血色の悪い顔には白粉が叩かれ、唇には鮮やかな紅が引かれている。


私はこれから行われる結婚式のために、私室として宛がわれた部屋の鏡台の前に座っていた。

本来の彼女(・・)とは、ここに到着するなり入れ替わったので、幸い誰かに気付かれた様子はない。


望まれない花嫁とはいえ、新婦の支度に手間がかかるのは万国共通なのだろう。

周囲では年かさの女性使用人が数人、忙しそうに立ち働いている。


鞭打ちの際に短く切られてしまった髪は丁寧に編み込まれ、頭をくるりと巻く花輪のように整えられている。

紛れるように一人だけいた若い女性使用人は、この見事な手腕を披露すると、俯いて早々に姿を消してしまった。もしかすると、新婦としては異例の短い髪をどうにかするために、無理矢理呼ばれたのかもしれない。


年かさの使用人たちは表情を変えず、口も開かない。視線を合わせることもなく、ただ黙々と手を動かしている。

……まぁ、恩赦を受けたとはいえ、王都で『悪女』だの『罪人』だのと罵られて追い出されてきた女が突然現れたのだ。歓迎しろというのも難しい話だろう。

部屋の外からも、重苦しい空気が伝わってくる。結婚式というよりは、むしろお通夜のような雰囲気すら漂っていた。



数人がかりで着せられたのは、古びたウェディングドレスだった。

流行に左右されにくいクラシカルなデザイン……と言えば、聞こえは良いかもしれない。
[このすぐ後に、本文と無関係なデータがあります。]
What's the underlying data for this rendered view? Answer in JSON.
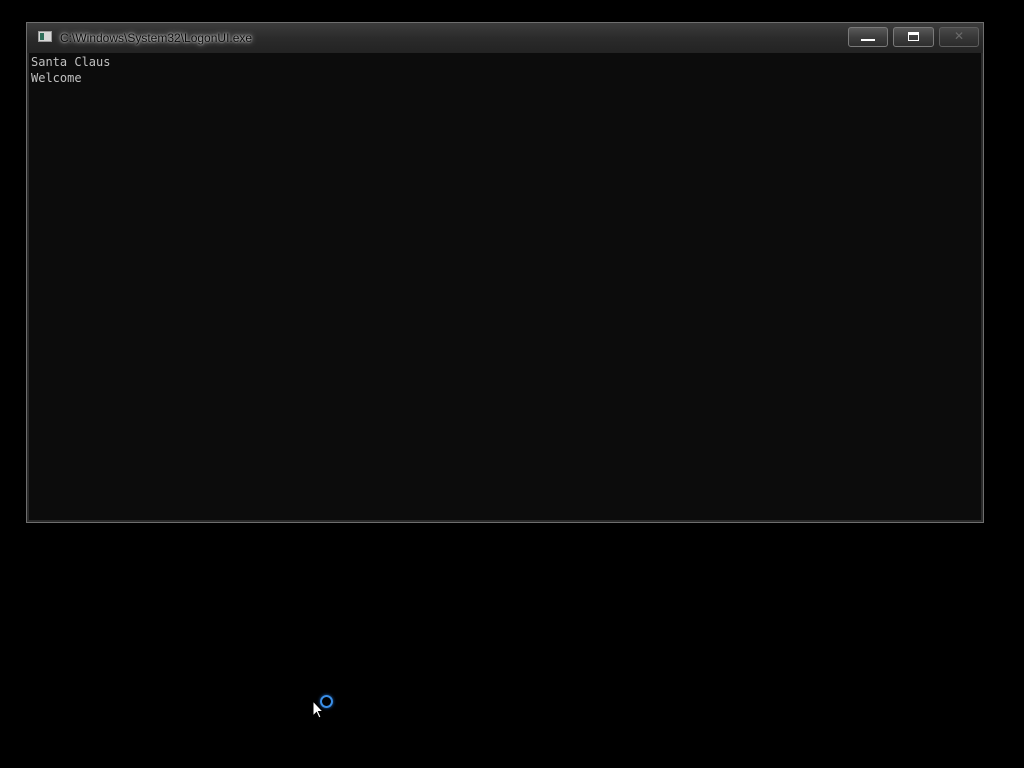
{
  "window": {
    "title": "C:\\Windows\\System32\\LogonUI.exe",
    "icon": "console-app-icon",
    "controls": {
      "minimize": "minimize",
      "maximize": "maximize",
      "close": "close"
    }
  },
  "console": {
    "lines": [
      "Santa Claus",
      "Welcome"
    ]
  },
  "pointer": {
    "state": "busy",
    "accent_color": "#3a8ee6"
  }
}
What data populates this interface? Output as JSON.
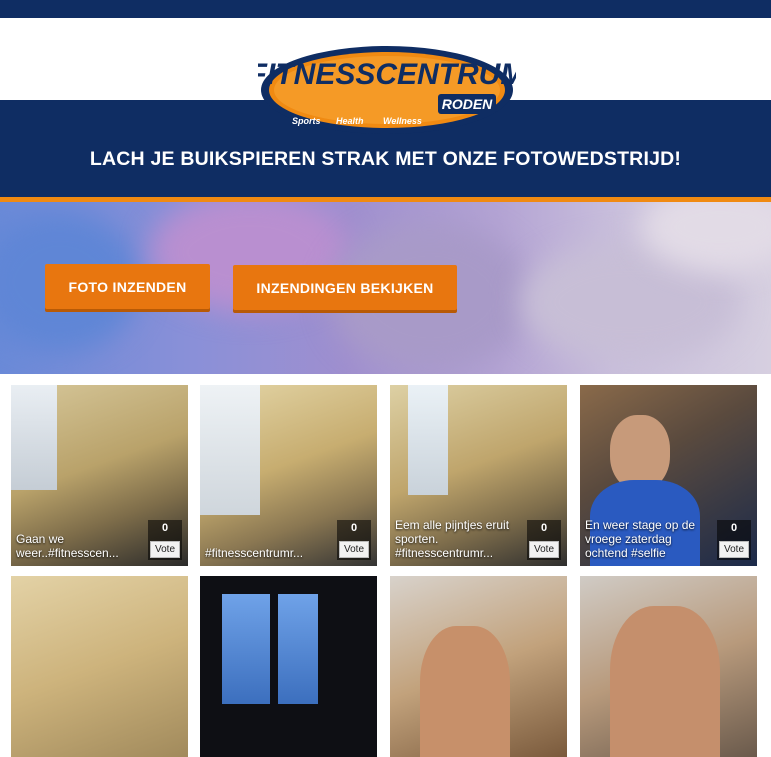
{
  "logo": {
    "name": "FITNESSCENTRUM",
    "town": "RODEN",
    "tagline_1": "Sports",
    "tagline_2": "Health",
    "tagline_3": "Wellness"
  },
  "headline": "LACH JE BUIKSPIEREN STRAK MET ONZE FOTOWEDSTRIJD!",
  "buttons": {
    "submit_photo": "FOTO INZENDEN",
    "view_entries": "INZENDINGEN BEKIJKEN"
  },
  "entries": [
    {
      "caption": "Gaan we weer..#fitnesscen...",
      "votes": "0",
      "vote_label": "Vote"
    },
    {
      "caption": "#fitnesscentrumr...",
      "votes": "0",
      "vote_label": "Vote"
    },
    {
      "caption": "Eem alle pijntjes eruit sporten. #fitnesscentrumr...",
      "votes": "0",
      "vote_label": "Vote"
    },
    {
      "caption": "En weer stage op de vroege zaterdag ochtend #selfie",
      "votes": "0",
      "vote_label": "Vote"
    }
  ],
  "colors": {
    "navy": "#0f2d63",
    "orange": "#e8760f"
  }
}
けれど首元や手首までをしっかりと覆い、絞られた胴部分から広がるスカートの重たげなシルエットには、否応なく時代を感じさせられる。

生成りのドレスは本来この色だったのか、それとも長い時を経て色落ちしているのかも、判別が難しい。


――彼女(・・)なら、侮辱されたと憤慨するだろうか。

けれどこのドレスは古い品ではあるものの、状態を見れば丁寧に保管されていたことが窺える。

全体にうっすらと褪せた淡い跡が見えるものの、上質な絹特有の柔らかな光沢は鈍いながらも残っている。
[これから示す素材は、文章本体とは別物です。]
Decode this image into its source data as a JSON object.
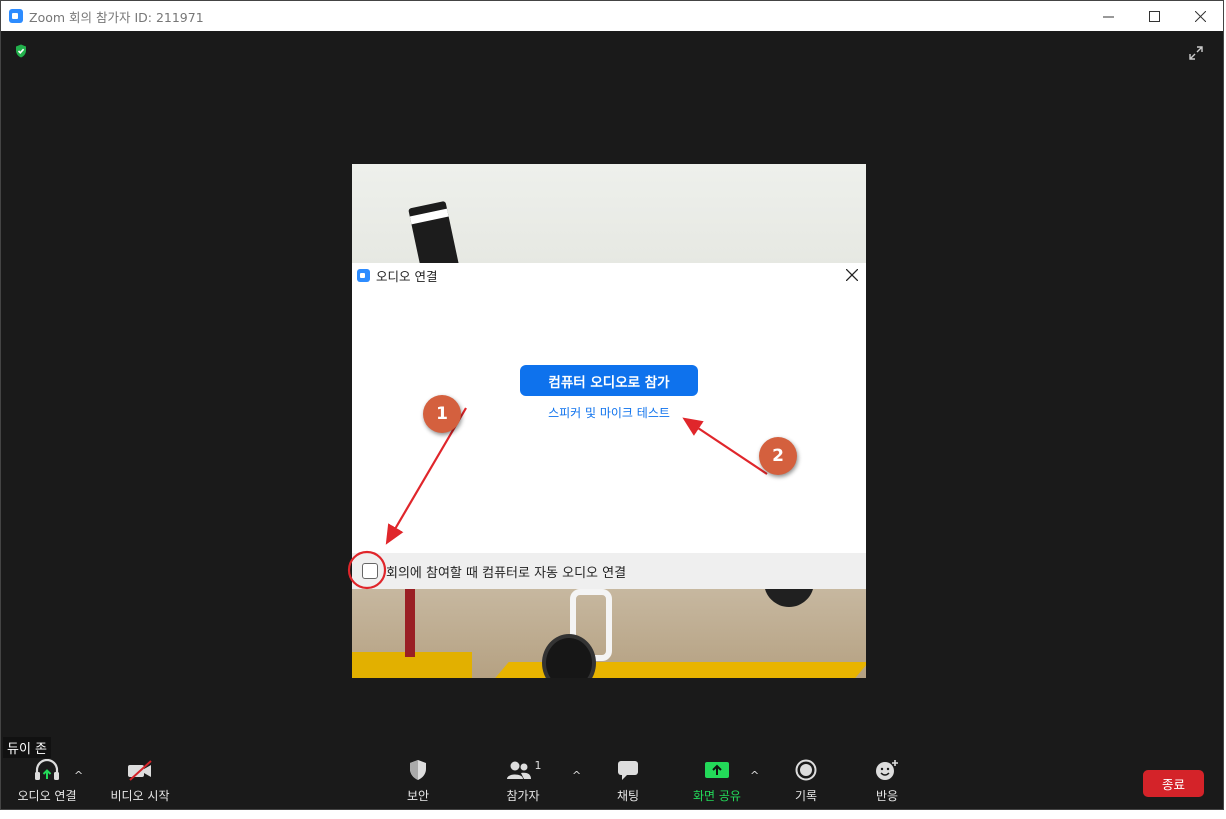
{
  "window": {
    "title": "Zoom 회의 참가자 ID: 211971",
    "minimize_icon": "minimize-icon",
    "maximize_icon": "maximize-icon",
    "close_icon": "close-icon"
  },
  "meeting": {
    "participant_name": "듀이 존"
  },
  "dialog": {
    "title": "오디오 연결",
    "join_button": "컴퓨터 오디오로 참가",
    "test_link": "스피커 및 마이크 테스트",
    "auto_connect_label": "회의에 참여할 때 컴퓨터로 자동 오디오 연결",
    "auto_connect_checked": false
  },
  "annotations": {
    "badge1": "1",
    "badge2": "2",
    "color": "#e0262b",
    "badge_color": "#d4603e"
  },
  "toolbar": {
    "audio": "오디오 연결",
    "video": "비디오 시작",
    "security": "보안",
    "participants": "참가자",
    "participants_count": "1",
    "chat": "채팅",
    "share": "화면 공유",
    "record": "기록",
    "reactions": "반응",
    "end": "종료",
    "share_color": "#23d959",
    "end_color": "#d42329"
  }
}
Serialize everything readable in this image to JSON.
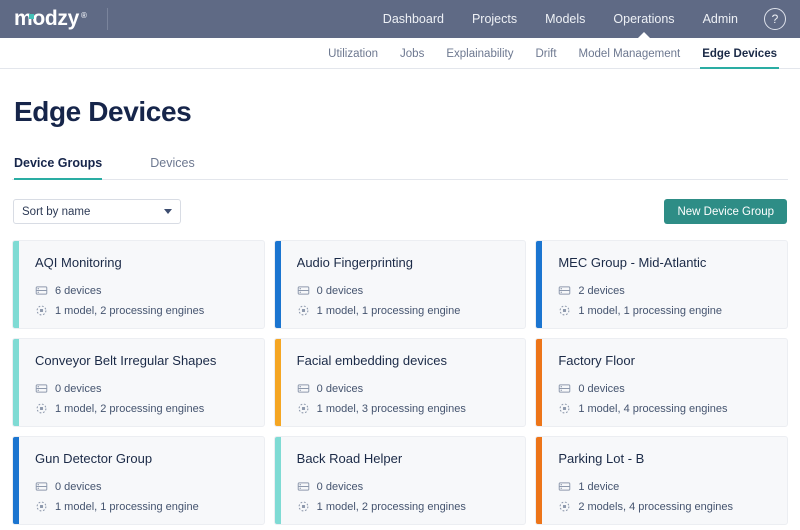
{
  "header": {
    "logo_text": "modzy",
    "logo_registered": "®",
    "nav": [
      {
        "label": "Dashboard",
        "active": false
      },
      {
        "label": "Projects",
        "active": false
      },
      {
        "label": "Models",
        "active": false
      },
      {
        "label": "Operations",
        "active": true
      },
      {
        "label": "Admin",
        "active": false
      }
    ],
    "help_icon": "?",
    "help_icon_name": "help-circle-icon"
  },
  "subnav": [
    {
      "label": "Utilization",
      "active": false
    },
    {
      "label": "Jobs",
      "active": false
    },
    {
      "label": "Explainability",
      "active": false
    },
    {
      "label": "Drift",
      "active": false
    },
    {
      "label": "Model Management",
      "active": false
    },
    {
      "label": "Edge Devices",
      "active": true
    }
  ],
  "page": {
    "title": "Edge Devices",
    "tabs": [
      {
        "label": "Device Groups",
        "active": true
      },
      {
        "label": "Devices",
        "active": false
      }
    ]
  },
  "toolbar": {
    "sort_value": "Sort by name",
    "new_group_label": "New Device Group"
  },
  "colors": {
    "topbar": "#5f6a85",
    "accent_teal": "#2aada3",
    "button_teal": "#2e8d86",
    "accent_light_teal": "#7fdbd4",
    "accent_blue": "#1b75d0",
    "accent_orange": "#f5a623",
    "accent_deep_orange": "#ed7519",
    "card_bg": "#f7f8fa",
    "title_navy": "#16254a"
  },
  "device_groups": [
    {
      "name": "AQI Monitoring",
      "devices": "6 devices",
      "models": "1 model, 2 processing engines",
      "accent": "#7fdbd4"
    },
    {
      "name": "Audio Fingerprinting",
      "devices": "0 devices",
      "models": "1 model, 1 processing engine",
      "accent": "#1b75d0"
    },
    {
      "name": "MEC Group - Mid-Atlantic",
      "devices": "2 devices",
      "models": "1 model, 1 processing engine",
      "accent": "#1b75d0"
    },
    {
      "name": "Conveyor Belt Irregular Shapes",
      "devices": "0 devices",
      "models": "1 model, 2 processing engines",
      "accent": "#7fdbd4"
    },
    {
      "name": "Facial embedding devices",
      "devices": "0 devices",
      "models": "1 model, 3 processing engines",
      "accent": "#f5a623"
    },
    {
      "name": "Factory Floor",
      "devices": "0 devices",
      "models": "1 model, 4 processing engines",
      "accent": "#ed7519"
    },
    {
      "name": "Gun Detector Group",
      "devices": "0 devices",
      "models": "1 model, 1 processing engine",
      "accent": "#1b75d0"
    },
    {
      "name": "Back Road Helper",
      "devices": "0 devices",
      "models": "1 model, 2 processing engines",
      "accent": "#7fdbd4"
    },
    {
      "name": "Parking Lot - B",
      "devices": "1 device",
      "models": "2 models, 4 processing engines",
      "accent": "#ed7519"
    }
  ],
  "icons": {
    "device_icon": "device-icon",
    "engine_icon": "processing-engine-icon"
  }
}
寒い土地とはいえ、古い絹製のドレスをここまできれいに保存しておくのは骨が折れるはず。


もしかすると……これは先代夫人の遺したものなのかもしれない。

幸福な思い出と共に、次に誰かが着てくれることを願っていたような、そんな情景が浮かんでくる。
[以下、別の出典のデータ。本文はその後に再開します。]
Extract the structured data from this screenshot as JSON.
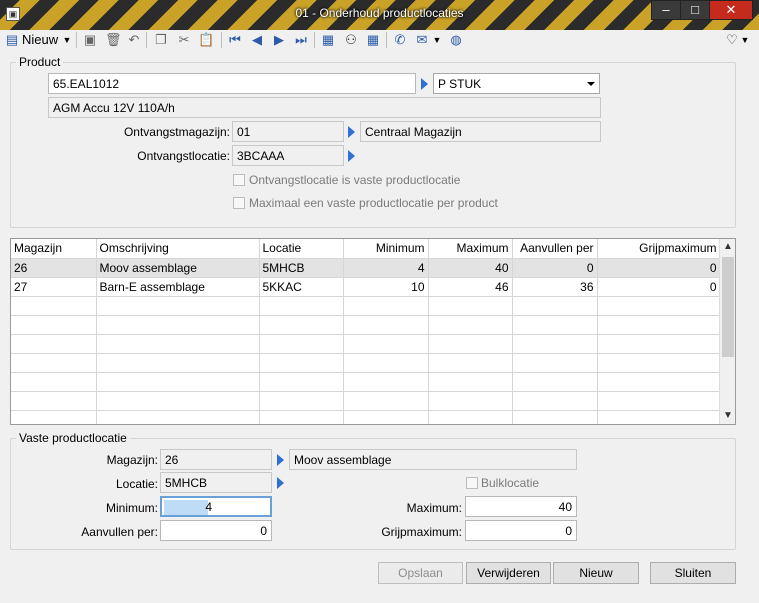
{
  "window": {
    "title": "01 - Onderhoud productlocaties"
  },
  "toolbar": {
    "new_label": "Nieuw"
  },
  "product": {
    "group_label": "Product",
    "code": "65.EAL1012",
    "unit": "P STUK",
    "description": "AGM Accu 12V 110A/h",
    "warehouse_label": "Ontvangstmagazijn:",
    "warehouse_code": "01",
    "warehouse_name": "Centraal Magazijn",
    "location_label": "Ontvangstlocatie:",
    "location_code": "3BCAAA",
    "chk1_label": "Ontvangstlocatie is vaste productlocatie",
    "chk2_label": "Maximaal een vaste productlocatie per product"
  },
  "table": {
    "columns": [
      "Magazijn",
      "Omschrijving",
      "Locatie",
      "Minimum",
      "Maximum",
      "Aanvullen per",
      "Grijpmaximum"
    ],
    "rows": [
      [
        "26",
        "Moov assemblage",
        "5MHCB",
        "4",
        "40",
        "0",
        "0"
      ],
      [
        "27",
        "Barn-E assemblage",
        "5KKAC",
        "10",
        "46",
        "36",
        "0"
      ]
    ]
  },
  "fixed": {
    "group_label": "Vaste productlocatie",
    "warehouse_label": "Magazijn:",
    "warehouse_code": "26",
    "warehouse_name": "Moov assemblage",
    "location_label": "Locatie:",
    "location_code": "5MHCB",
    "bulk_label": "Bulklocatie",
    "minimum_label": "Minimum:",
    "minimum_value": "4",
    "maximum_label": "Maximum:",
    "maximum_value": "40",
    "refill_label": "Aanvullen per:",
    "refill_value": "0",
    "grab_label": "Grijpmaximum:",
    "grab_value": "0"
  },
  "buttons": {
    "save": "Opslaan",
    "delete": "Verwijderen",
    "new": "Nieuw",
    "close": "Sluiten"
  }
}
こうした感傷が湧いてくるのは、エラディアに母親の記憶がないからだろうか。

人生の一大イベントに、ありもしないぬくもりを探してしまうのは、きっと誰にでもあることだろう。


支度を手伝う年かさの女性使用人たちは、はじめのうち、不愛想で無遠慮そうに見えた。

私の背中にある醜い傷跡に嫌悪を示されるかと思ったけれど、気味悪そうに顔を歪めることもなく、表情一つ変わらない。それでも傷に触れないようにそっと避ける仕草には、気遣いが感じられた。

距離は感じるものの不満を抱かなかったのは、その静かな配慮があったからなのかもしれない。


被せられたヴェールにも、新しく編み足された跡がある。これにも、何か意味があるのだろうか。

ふと考えそうになったところで、私を呼ぶ声に顔を上げる。

そして私は、記憶にある誇り高いエラディアの姿を胸に刻み、一歩を踏み出した。



***



エラディアが辺境ノワジア領へ到着した翌日。

城砦内に併設された小さな礼拝堂で、新たな辺境伯夫妻の結婚式が執り行われた。


紆余曲折があったにせよ、一応は領主の結婚式だ。……それなのに、式場は最低限の体裁を整えてある程度。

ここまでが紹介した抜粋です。